In Lua, booleans can be manipulated through logical operators. These operators include not, and, and or.
In simple expressions, the results are fairly straightforward:
print(not true) --> false
print(not false) --> true
print(true or false) --> true
print(false and true) --> false
The order of precedence is similar to the math operators unary -, * and +:
notandorThis can lead to complex expressions:
print(true and false or not false and not true)

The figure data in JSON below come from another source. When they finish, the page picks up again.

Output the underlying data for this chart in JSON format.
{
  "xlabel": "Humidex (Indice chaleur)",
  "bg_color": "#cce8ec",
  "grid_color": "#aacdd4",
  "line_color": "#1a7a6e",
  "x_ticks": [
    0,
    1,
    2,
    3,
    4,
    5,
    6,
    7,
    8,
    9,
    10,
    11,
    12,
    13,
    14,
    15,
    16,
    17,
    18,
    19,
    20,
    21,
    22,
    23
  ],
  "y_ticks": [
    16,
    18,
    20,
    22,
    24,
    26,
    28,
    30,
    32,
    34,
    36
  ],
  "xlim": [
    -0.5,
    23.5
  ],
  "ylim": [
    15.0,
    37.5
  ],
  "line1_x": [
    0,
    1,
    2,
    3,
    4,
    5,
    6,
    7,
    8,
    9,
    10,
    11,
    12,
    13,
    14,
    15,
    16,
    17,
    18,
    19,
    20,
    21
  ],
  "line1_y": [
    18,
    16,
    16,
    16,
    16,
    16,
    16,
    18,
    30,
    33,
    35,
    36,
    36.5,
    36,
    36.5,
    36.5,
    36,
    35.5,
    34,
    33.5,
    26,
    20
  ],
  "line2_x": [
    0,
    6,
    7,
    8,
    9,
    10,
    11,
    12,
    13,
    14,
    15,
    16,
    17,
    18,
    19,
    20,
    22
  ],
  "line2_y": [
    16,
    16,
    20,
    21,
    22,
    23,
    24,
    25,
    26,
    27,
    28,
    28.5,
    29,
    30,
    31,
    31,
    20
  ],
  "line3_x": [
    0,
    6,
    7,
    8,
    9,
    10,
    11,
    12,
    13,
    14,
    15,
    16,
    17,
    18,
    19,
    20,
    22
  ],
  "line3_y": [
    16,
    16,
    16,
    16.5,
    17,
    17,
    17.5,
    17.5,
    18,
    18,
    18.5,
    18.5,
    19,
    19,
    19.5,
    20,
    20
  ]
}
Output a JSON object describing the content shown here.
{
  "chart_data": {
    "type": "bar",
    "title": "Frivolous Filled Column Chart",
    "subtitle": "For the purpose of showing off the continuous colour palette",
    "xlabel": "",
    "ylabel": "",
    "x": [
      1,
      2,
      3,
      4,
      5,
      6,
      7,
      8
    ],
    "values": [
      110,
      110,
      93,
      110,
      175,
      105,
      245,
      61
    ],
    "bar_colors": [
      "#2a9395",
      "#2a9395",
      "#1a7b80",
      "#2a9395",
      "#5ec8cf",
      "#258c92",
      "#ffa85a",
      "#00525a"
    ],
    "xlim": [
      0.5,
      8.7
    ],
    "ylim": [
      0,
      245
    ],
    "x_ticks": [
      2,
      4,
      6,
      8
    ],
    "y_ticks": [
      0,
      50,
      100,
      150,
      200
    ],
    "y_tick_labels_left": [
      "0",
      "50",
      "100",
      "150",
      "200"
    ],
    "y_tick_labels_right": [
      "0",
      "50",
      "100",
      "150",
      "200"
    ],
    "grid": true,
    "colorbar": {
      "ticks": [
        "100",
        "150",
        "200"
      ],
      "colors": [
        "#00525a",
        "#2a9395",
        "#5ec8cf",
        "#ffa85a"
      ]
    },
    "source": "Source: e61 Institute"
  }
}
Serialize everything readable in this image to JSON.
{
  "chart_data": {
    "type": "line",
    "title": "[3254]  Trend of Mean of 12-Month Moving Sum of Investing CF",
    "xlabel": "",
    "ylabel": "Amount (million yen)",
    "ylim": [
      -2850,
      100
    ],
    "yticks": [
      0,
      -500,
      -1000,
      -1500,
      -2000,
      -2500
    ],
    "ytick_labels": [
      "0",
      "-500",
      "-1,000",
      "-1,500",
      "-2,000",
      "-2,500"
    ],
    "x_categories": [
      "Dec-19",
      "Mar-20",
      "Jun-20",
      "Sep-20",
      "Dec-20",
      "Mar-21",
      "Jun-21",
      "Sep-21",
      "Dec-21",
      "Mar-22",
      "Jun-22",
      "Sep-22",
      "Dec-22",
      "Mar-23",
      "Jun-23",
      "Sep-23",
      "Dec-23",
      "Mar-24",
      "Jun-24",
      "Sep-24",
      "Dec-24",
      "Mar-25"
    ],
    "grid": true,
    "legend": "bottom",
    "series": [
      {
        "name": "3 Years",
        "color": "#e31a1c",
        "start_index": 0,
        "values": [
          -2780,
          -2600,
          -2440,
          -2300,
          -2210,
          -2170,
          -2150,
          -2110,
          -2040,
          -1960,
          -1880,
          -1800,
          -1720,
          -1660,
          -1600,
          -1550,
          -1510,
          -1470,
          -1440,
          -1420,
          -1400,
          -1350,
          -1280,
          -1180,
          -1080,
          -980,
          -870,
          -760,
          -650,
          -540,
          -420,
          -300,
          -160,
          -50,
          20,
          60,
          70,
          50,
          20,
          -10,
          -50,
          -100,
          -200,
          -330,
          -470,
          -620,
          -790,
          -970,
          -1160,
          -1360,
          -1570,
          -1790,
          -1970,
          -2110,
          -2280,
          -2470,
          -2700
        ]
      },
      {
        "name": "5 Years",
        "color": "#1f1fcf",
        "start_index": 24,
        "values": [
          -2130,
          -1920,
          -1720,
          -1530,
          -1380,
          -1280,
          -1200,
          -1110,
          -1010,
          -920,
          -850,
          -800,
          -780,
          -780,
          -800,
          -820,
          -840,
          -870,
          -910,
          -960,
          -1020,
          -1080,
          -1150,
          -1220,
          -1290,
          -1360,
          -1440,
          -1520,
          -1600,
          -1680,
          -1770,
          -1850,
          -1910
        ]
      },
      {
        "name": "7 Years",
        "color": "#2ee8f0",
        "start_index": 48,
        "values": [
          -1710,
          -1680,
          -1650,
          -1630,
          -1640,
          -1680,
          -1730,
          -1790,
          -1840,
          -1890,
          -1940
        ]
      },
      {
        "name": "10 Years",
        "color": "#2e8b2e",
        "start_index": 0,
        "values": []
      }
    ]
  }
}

print( (true and false) or ((not false) and (not true)) )
--> these are equivalent, and both evaluate to false
The operators and and or might only be evaluated using the first operand, provided the second is unnecessary:
function a()
print("a() was called")
return true
end
function b()
print("b() was called")
return false
end
print(a() or b())
--> a() was called
--> true
-- nothing else
print(b() and a())
--> b() was called
--> false
-- nothing else
print(a() and b())
--> a() was called
--> b() was called
--> false
Due to the precedence of the logical operators, the ability for short-cut evaluation and the evaluation of non-false and non-nil values as true, an idiomatic conditional operator is available in Lua:
function a()
print("a() was called")
return false
end
function b()
print("b() was called")
return true
end
function c()
print("c() was called")
return 7
end
print(a() and b() or c())
--> a() was called
--> c() was called
--> 7
print(b() and c() or a())
--> b() was called
--> c() was called
--> 7
Also, due to the nature of the x and a or b structure, a will never be returned if it evaluates to false, this conditional will then always return b no matter what x is.